Maybe Atomic should’ve gotten some funny up-and-coming writing and directing talent to make that movie instead… When Fast Times came out in 82, writer Cameron Crowe was 25 and director Amy Heckerling was 28. It was the first feature for both of them. That movie wouldn’t get made today.
“Debbie is the premier comedy executive in our business,” Fox said in a statement. “So we are thrilled to welcome her back and look forward to her immense contributions to the company.”
That’s hilarious. Liebling has been able to coast on dumb luck forever. She passed on “Dodgeball” over and over again until Stiller agreed to cameo and “Borat” was just dropped in her lap. She can’t distance herself from all the failures at Fox Atomic and somehow has. This “premiere comedy” executive’s last project before moving over was “Welcome To Mooseport.” She’s the Chauncey Gardner of cinema.
All you have to do is look at the butchering of a film marketing plan in the last month. “12 Rounds” could have made some money, but promotion of the flick was non-existent in the weeks leading up to its release.
This is too bad. There are lots of great people and projects at Atomic.

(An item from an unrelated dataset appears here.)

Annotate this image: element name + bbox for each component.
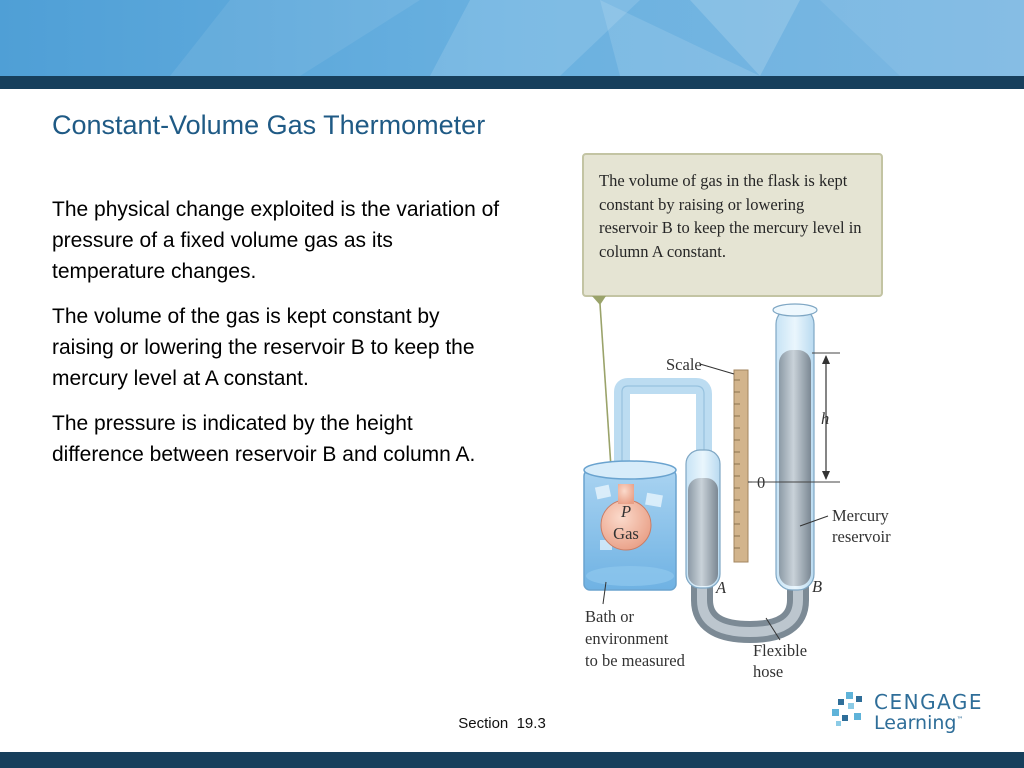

Gee, wonder if the ‘the people I met there were great’ is a plant or not? I know that most of the execs there are considered a joke in this town. That place never made a good movie that they developed themselves.
You gotta remember, they were always getting lower- quality material. You want to go to someone on the lot with that kinda stuff, you go to big Fox or Regency first. Atomic was the last place. They got projects you couldn’t market no matter how hard you tried. Zhivago’s got it right — plus, no one in that target Atomic demo is gonna see Jennifer’s Body. They bought a relationship with the writer, not quality material.
The most disappointing news is that Liebling will go to Big Fox and the other execs are released into the wild. The problem with Atomic was the lack of competent management. Rice was just a figurehead at the company…taking his sweet time when it came to reading any of the projects the prod. Execs were excited about, too afraid to jeopardize his position at Fox. Liebling garnered so much respect from one film (Borat) that she was given the Preident title! She never should have been allowed to run the division…she’s great with comedy but has no clue what to do with a thriller. Further proof that Hollywood is not a meritocracy. They are keeping all the wrong people.